Üç ayılık bu kısıtlamalı günlerden sonra, nedenini tam olarak bilemediğimiz kısıtlamaların çok hızlı gevşetilmesi ve adına “normalleşme” denen yaşam biçimine doğru koşar adım gitmemiz umarım ve dilerim başımıza dert olan işler açmaz.
Çok hızlı açıldık, saçıldık. Sakaklar, caddeler normal yaşamdan daha da çok normalleşen görüntüler yansıtıyor. Salgından korunmanın en etkin uygulamalarından olan maske takmayı bile, ağız-burunu kapamak yerine, çeneye takmak gibi yeni bir icada dönüştürdük. Önemli bir bölümü ise, “maske de neymiş” dercesine hiç maske takmadan sokağa atmış kendini.
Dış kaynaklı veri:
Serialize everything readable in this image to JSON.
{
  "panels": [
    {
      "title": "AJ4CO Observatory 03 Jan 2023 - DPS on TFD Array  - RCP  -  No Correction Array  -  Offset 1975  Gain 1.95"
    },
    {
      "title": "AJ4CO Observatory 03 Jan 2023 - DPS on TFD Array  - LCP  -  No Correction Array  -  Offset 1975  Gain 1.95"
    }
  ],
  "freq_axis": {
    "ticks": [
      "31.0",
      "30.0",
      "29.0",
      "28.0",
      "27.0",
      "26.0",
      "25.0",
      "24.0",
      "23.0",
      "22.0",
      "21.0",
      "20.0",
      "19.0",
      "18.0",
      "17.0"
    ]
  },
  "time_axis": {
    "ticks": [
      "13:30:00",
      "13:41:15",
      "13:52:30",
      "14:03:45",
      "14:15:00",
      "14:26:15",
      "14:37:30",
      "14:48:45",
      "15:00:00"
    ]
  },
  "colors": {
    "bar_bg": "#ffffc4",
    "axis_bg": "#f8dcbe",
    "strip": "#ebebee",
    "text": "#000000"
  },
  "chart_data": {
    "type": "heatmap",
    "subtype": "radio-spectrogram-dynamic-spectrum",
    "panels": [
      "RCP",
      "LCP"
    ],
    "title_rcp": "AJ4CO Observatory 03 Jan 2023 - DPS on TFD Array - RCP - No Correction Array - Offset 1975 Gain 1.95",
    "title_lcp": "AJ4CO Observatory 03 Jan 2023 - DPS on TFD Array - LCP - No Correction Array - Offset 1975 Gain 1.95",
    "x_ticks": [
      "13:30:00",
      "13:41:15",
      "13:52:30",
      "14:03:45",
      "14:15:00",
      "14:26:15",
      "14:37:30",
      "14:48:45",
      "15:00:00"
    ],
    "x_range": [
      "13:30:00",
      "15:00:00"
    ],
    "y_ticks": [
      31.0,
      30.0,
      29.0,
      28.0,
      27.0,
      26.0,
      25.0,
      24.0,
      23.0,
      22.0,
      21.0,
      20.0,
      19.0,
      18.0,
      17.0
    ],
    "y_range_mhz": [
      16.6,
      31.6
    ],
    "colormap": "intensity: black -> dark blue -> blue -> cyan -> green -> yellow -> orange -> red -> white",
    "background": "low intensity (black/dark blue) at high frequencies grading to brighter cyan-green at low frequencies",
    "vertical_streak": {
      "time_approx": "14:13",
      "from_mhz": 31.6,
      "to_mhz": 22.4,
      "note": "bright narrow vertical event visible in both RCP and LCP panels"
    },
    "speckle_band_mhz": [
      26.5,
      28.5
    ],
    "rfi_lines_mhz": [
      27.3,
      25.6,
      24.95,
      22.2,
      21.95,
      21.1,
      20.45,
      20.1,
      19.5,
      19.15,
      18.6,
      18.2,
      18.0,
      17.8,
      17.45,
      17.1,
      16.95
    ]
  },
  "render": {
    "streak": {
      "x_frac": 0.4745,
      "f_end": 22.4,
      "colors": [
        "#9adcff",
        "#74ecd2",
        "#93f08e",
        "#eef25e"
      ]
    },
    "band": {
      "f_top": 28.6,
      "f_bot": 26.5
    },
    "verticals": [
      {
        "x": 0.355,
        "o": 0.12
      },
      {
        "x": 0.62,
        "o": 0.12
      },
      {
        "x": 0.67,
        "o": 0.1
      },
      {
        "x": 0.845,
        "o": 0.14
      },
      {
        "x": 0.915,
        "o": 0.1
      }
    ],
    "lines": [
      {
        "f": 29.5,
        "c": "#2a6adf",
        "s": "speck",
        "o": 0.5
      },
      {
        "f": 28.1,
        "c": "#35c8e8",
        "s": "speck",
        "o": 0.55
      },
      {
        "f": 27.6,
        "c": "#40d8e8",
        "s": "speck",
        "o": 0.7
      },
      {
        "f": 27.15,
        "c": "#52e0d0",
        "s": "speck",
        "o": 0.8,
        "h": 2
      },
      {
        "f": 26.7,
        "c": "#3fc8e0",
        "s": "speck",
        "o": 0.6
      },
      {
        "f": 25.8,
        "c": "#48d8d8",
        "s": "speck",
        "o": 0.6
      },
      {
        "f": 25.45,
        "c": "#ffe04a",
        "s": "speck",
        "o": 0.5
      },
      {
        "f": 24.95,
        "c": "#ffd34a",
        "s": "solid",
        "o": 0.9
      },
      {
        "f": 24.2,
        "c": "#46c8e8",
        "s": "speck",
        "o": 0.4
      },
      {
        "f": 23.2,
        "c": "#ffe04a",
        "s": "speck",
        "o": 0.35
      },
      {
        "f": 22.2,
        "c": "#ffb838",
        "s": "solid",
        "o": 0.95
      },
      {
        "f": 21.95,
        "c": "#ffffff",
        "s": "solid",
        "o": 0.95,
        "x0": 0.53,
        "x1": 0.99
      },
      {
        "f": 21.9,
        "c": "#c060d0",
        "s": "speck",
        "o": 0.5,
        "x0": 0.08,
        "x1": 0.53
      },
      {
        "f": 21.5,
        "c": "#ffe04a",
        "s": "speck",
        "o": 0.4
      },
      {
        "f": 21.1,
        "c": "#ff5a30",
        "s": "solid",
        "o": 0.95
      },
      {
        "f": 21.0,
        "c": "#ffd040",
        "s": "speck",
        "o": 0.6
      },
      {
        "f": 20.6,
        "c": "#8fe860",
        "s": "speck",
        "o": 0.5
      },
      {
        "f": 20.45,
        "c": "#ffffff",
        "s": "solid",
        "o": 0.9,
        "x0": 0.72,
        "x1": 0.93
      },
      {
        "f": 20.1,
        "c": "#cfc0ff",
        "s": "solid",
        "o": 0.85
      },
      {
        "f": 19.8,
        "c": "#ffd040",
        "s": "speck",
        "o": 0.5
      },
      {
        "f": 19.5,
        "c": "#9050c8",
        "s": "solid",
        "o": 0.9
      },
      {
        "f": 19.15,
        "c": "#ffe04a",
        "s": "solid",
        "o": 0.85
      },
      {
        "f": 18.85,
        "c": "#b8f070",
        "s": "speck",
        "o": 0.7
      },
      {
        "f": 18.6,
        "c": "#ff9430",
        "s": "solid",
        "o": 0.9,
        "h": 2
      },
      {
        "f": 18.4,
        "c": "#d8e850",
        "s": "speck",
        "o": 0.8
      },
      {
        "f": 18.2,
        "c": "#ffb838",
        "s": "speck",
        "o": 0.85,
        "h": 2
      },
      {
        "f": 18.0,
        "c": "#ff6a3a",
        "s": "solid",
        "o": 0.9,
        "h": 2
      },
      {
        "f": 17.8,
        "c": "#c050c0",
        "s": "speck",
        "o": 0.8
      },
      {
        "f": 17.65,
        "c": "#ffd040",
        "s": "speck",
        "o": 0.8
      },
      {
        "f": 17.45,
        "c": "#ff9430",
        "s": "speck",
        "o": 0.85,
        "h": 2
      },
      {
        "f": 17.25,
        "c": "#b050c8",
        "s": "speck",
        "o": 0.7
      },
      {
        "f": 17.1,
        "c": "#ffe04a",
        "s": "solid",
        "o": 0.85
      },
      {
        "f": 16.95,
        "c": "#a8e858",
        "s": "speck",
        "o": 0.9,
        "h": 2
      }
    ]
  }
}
Bu kadar hızlı normalleşmede acele mi ediyoruz acaba!
Biraz rahat nefes almayı beklerken, umarım bunun bedeli çok ağır olmaz!
BİR TUTAM TEBESSÜM
KALABALIK!
Temel, Postaneye gitmiş, gişedeki memura;
- “Havale yapacaktım”
Telefonla konuşan gişe memuru, Temel’in yüzüne bakmadan;
- “Sıraya geç sıraya” demiş ve telefonla konuşmaya devam etmiş.
Temel önüne, arkasına bakmış, kendisinden başka kimseyi göremeyince sinirlenmiş, memura tekrar;
- “Havale yapacaktım”
Memur daha yüksek sesle;
- “Kardeşim, görmuyor musun sıra var!”
Temel, arkasına, önüne bir kez daha bakmış kimseyi göremeyince çok sinirlenmiş ve telefonla konuşmaya devam eden memura okkalı bir tokat atar.
Tokatı yiyen memur elinden telefonu bırakıp, öfkeyle ayağa fırlar ve;
- “Manyak mısın be adam, ne vuruyorsun?”
Hiçbir şey olmamış gibi etrafına bakan Temel;
- “Asıl sen manyak mısın? Bu kalabalıkta benim vurduğumu nereden çıkardın?”